This exclusivity-focused approach stems from the belief that protecting proprietary advantages is essential for maintaining commercial leverage and strategic superiority. 

China’s ‘openness’ strategy

Beijing responded to Washington’s action plan with one of its own, emphasising international cooperation in both development and regulation. 

Warning against AI becoming an “exclusive game” controlled by a few nations and corporations, China positioned itself as the champion of openness.

China’s Global AI Governance Initiative has pledged to expand open-source development and share capabilities with developing countries, particularly in the Global South, as well as to promote multilateral governance through a new international body headquartered in Shanghai.

These initiatives are intended not only to institutionalise China’s leadership role but also to bring global rules, standards, and norms more closely into alignment with its strategic interests. 

Two objectives underpin this openness. 

First, by releasing advanced open-source models, Beijing is contesting the US approach of monetising AI as an exclusive, proprietary product. If these open-source platforms achieve the same level of performance as their US counterparts, the commercial advantage of exclusivity — one of Washington’s key competitive assets — could be significantly diminished. 

Second, by enabling these models to be freely adapted and exported, China embeds its technology in the digital infrastructure of emerging economies. This creates long-term dependencies and gives Beijing greater leverage over global technical standards and governance frameworks.

Who will dominate AI sovereignty?

Recent advances by Chinese AI firms are closing the performance gap with the US, raising the prospect of a world in which American dominance is no longer guaranteed — and in which Chinese models could be adopted on a par with, or even more widely than, those in the US.

In such a scenario, the contest would shift from technical superiority to control over the standards, ecosystems, and governance models embedded in global digital infrastructure.

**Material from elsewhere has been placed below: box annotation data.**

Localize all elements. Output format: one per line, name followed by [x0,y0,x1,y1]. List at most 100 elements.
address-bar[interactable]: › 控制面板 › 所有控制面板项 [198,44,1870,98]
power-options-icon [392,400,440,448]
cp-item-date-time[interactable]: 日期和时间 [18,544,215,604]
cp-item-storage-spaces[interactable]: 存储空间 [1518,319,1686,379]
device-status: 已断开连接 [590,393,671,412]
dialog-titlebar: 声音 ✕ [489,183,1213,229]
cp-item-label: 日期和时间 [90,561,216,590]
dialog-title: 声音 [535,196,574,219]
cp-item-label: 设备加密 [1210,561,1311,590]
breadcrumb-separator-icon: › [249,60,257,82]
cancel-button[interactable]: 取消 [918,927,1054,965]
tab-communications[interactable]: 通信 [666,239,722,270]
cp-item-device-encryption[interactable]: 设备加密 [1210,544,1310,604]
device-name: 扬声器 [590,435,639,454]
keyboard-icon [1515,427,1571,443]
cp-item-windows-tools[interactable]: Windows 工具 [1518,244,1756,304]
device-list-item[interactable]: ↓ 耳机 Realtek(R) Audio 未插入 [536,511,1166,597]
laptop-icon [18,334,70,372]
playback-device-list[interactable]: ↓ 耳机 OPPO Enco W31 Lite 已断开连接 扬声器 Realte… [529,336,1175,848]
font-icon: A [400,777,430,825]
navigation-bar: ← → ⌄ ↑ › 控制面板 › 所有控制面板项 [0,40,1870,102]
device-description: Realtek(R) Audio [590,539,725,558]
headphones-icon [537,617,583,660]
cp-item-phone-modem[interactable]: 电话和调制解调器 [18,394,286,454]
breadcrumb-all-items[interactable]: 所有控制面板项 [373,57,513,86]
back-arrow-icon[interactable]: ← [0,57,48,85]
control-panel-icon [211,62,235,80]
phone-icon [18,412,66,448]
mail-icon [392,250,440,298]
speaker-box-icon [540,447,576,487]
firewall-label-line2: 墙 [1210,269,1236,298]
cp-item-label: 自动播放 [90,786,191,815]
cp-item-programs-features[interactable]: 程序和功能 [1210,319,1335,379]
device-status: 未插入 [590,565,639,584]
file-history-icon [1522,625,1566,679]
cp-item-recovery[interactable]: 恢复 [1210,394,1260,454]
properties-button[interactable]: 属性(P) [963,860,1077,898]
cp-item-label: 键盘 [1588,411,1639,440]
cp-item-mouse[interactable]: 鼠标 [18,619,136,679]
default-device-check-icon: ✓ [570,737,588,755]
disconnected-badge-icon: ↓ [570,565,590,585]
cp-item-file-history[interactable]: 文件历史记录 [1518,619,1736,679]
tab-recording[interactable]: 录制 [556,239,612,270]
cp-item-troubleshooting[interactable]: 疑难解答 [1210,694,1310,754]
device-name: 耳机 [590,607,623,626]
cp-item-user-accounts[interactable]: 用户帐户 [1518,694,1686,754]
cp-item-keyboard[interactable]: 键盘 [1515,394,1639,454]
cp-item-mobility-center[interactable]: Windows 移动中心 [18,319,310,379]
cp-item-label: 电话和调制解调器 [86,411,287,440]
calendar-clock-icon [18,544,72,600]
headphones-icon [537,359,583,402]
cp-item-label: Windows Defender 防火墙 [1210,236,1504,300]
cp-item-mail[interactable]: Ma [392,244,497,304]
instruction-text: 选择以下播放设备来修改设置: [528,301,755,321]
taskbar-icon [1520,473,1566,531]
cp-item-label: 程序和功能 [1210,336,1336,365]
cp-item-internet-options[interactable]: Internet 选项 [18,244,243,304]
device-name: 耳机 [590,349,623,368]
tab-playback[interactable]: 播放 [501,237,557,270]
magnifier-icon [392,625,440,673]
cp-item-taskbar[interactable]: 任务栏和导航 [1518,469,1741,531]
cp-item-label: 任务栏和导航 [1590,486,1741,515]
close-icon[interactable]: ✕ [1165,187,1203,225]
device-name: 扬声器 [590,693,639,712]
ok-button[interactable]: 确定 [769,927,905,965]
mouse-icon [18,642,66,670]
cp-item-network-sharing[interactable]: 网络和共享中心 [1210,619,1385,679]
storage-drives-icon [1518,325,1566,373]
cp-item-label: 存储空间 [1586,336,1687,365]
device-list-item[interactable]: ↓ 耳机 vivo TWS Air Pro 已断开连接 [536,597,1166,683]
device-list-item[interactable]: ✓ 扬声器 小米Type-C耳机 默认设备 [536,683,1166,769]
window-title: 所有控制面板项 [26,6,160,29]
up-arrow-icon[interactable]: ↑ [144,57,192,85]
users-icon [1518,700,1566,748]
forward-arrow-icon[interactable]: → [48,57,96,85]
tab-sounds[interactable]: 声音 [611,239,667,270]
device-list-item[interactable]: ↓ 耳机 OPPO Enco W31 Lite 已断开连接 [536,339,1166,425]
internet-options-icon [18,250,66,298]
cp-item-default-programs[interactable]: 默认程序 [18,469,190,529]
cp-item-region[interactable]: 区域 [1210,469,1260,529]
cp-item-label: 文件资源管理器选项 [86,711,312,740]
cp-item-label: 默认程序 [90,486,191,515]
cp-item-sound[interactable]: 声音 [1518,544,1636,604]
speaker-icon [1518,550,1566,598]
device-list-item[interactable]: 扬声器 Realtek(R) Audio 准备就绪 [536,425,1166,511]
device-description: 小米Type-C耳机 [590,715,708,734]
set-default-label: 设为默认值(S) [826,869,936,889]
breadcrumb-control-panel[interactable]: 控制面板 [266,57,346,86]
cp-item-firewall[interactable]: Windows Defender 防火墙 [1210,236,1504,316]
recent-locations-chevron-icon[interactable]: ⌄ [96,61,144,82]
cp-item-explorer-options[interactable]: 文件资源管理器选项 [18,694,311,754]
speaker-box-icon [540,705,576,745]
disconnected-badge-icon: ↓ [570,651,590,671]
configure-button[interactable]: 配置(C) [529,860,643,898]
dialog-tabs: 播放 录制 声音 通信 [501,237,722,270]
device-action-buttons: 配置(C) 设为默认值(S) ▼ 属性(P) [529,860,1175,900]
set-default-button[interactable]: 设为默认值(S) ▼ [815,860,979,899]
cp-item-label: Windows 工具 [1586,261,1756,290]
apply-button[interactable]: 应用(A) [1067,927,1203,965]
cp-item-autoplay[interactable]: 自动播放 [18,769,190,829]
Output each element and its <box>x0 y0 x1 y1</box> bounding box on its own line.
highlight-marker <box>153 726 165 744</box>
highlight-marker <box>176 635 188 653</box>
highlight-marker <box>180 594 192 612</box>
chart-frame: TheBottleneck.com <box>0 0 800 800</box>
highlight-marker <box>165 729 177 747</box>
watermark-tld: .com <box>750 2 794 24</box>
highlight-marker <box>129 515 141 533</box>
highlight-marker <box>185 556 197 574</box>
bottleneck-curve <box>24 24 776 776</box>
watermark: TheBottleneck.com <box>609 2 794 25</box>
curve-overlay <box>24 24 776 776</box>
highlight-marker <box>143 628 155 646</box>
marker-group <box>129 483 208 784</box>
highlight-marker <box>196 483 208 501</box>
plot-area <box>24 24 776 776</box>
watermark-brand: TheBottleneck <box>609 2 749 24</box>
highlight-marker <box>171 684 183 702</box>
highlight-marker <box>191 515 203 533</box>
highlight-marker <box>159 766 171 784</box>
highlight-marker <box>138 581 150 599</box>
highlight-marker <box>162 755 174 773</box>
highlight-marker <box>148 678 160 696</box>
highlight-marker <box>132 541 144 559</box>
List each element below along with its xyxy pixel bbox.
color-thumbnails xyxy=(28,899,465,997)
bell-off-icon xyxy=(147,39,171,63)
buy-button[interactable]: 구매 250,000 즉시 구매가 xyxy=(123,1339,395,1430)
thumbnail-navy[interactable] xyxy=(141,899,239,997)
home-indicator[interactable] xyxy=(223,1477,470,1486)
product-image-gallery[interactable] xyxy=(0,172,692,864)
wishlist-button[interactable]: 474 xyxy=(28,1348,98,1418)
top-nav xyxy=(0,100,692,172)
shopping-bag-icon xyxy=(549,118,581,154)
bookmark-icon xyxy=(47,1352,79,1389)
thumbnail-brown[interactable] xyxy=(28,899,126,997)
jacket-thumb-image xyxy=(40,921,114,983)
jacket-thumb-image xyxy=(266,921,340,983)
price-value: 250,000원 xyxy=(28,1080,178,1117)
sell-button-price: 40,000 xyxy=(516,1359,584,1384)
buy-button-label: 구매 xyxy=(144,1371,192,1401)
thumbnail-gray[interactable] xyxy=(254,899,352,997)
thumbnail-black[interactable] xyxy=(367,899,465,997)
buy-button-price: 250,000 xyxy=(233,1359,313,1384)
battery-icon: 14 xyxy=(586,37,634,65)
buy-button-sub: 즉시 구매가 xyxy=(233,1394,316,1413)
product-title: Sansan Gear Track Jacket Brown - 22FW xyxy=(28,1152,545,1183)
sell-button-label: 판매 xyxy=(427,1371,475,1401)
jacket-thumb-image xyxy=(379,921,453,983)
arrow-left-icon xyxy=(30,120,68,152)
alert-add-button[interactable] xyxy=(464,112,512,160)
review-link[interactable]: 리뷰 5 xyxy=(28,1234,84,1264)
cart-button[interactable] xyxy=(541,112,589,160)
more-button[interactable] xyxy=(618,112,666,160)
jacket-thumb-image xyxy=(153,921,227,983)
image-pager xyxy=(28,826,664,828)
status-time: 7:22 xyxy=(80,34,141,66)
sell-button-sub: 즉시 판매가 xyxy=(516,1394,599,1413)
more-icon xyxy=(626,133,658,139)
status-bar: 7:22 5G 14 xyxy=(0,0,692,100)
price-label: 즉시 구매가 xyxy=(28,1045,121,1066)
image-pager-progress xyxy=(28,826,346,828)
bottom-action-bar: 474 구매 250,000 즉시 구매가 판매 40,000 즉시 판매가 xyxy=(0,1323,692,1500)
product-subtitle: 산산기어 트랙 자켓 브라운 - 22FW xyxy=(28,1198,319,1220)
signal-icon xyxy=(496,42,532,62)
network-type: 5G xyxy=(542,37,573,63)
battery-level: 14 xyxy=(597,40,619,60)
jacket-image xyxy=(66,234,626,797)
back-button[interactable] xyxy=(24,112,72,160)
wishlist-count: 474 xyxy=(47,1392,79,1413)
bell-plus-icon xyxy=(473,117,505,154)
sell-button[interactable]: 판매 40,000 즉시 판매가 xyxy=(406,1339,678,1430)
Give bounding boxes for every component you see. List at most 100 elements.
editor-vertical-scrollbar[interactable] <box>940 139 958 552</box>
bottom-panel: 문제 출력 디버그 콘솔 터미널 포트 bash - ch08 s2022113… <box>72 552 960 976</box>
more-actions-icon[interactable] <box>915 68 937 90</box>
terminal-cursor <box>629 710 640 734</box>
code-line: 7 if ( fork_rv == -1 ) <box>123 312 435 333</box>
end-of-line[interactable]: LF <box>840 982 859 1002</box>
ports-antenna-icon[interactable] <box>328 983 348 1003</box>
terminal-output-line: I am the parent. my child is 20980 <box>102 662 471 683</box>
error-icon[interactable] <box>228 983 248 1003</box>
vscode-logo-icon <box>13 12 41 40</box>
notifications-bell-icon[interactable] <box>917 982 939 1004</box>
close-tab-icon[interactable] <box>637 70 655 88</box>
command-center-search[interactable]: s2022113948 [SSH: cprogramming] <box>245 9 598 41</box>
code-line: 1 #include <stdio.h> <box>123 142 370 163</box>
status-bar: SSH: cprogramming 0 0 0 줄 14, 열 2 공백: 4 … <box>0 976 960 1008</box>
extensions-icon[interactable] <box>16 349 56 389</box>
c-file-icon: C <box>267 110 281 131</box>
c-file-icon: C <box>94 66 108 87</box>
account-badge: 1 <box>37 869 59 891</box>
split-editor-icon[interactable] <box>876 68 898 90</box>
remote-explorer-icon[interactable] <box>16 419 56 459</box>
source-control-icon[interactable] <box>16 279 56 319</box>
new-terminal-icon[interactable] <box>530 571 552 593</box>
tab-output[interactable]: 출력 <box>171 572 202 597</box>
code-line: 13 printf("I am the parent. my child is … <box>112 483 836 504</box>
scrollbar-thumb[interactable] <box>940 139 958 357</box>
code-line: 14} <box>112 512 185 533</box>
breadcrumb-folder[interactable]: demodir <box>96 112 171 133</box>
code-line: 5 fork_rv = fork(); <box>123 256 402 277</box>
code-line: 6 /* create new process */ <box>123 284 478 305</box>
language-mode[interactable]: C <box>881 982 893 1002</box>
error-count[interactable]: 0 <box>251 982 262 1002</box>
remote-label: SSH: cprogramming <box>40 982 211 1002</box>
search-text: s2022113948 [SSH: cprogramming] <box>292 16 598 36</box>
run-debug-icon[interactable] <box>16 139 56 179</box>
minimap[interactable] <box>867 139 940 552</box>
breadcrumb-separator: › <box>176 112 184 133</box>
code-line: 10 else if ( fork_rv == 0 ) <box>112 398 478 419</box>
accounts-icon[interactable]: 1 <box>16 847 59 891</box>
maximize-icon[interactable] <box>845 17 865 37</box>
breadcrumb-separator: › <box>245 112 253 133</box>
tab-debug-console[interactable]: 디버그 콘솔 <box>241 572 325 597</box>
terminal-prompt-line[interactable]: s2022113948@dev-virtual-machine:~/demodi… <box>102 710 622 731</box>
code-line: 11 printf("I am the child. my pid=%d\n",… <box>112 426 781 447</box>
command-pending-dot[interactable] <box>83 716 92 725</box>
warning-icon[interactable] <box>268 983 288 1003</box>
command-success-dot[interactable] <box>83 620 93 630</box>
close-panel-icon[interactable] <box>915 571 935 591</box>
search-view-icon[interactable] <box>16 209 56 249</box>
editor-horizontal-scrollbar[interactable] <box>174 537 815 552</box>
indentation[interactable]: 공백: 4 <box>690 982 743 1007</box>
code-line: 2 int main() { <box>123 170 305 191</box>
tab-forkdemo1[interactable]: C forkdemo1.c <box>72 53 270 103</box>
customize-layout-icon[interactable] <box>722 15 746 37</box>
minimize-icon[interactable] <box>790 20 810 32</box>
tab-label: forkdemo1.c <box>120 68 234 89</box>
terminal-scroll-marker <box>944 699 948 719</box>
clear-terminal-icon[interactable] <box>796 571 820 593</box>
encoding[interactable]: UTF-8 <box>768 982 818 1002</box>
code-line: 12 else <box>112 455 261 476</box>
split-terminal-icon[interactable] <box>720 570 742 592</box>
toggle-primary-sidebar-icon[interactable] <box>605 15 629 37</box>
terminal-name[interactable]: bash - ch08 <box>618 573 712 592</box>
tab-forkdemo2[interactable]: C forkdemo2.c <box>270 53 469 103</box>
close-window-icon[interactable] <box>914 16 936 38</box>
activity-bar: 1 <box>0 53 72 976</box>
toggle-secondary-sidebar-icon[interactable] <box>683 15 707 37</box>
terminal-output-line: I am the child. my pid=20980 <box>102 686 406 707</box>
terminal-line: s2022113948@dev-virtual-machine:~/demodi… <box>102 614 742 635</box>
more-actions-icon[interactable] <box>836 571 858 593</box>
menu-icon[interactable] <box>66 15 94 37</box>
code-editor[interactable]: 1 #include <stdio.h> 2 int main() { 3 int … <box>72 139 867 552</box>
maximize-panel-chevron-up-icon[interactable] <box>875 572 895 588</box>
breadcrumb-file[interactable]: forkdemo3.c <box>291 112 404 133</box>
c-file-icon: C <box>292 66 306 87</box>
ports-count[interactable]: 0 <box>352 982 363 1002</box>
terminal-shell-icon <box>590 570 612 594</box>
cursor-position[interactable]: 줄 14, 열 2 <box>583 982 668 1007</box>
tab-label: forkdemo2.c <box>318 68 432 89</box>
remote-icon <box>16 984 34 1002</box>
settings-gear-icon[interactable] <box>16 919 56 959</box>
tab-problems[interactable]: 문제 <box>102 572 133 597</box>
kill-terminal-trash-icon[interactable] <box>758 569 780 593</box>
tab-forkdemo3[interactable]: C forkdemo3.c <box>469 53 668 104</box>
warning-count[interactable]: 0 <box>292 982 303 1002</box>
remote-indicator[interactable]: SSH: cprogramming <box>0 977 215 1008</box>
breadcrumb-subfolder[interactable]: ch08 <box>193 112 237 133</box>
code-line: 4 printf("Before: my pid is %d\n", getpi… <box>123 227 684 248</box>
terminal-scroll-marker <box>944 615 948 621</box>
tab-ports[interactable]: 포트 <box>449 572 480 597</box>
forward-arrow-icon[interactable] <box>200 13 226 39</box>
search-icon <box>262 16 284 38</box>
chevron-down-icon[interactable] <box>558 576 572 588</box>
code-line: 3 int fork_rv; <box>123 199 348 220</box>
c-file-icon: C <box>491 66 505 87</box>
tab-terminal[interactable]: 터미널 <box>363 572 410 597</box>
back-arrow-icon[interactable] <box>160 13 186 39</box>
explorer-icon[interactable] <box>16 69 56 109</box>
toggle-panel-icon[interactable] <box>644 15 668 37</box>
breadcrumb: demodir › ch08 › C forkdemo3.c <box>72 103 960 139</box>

As Microsoft President Brad Smith warned, “The No. 1 factor that will define whether the US or China wins this race is whose technology is most broadly adopted in the rest of the world. Whoever gets there first will be difficult to supplant.”

Beijing’s centralised, state-led model enables it to mobilise resources, align industry and exploit disruptive opportunities far more quickly than the US’s private-sector–driven approach. This agility could put Washington in a paradoxical position: technologically advanced, yet strategically outmanoeuvred.

For middle powers and emerging economies, the stakes are no less acute. Both Washington and Beijing export not just products but technological ecosystems that carry political influence.

Alignment with either superpower risks long-term dependency; avoiding both would require costly investment in domestic capacity—a politically difficult and time-consuming path.

Washington’s AI Action Plan implicitly presents its ready-made solutions as the pragmatic option. However, history shows that dependence on external providers often comes with strategic constraints.

Therefore, the concept of Sovereign AI—the capacity to develop, deploy, and govern a nation’s own AI systems without relying on foreign infrastructure—is gaining prominence. 

Sovereign AI is not simply about technological pride; it is about ensuring control over where AI workloads run, how critical data is stored and used, and who ultimately has the power to switch those systems on or off. 

In sensitive sectors—defence, intelligence, energy, and critical infrastructure—such autonomy could act as a strategic shield, insulating states from coercion, espionage, or supply-chain disruption.

Many countries are more tempted by the immediate option of choosing turnkey systems offered by Washington’s proprietary stacks or Beijing’s open-source platforms. 

However, both options pose risks. US solutions often tie users into closed commercial ecosystems, while Chinese offerings, although open in form, can establish deep structural dependencies that are hard to undo.

The real question is not simply which superpower will “win” the AI race, but whether the rest of the world can muster the capacity—and the political will—to carve an independent path. 

Otherwise, sovereignty in the digital era may become the first casualty of great-power competition.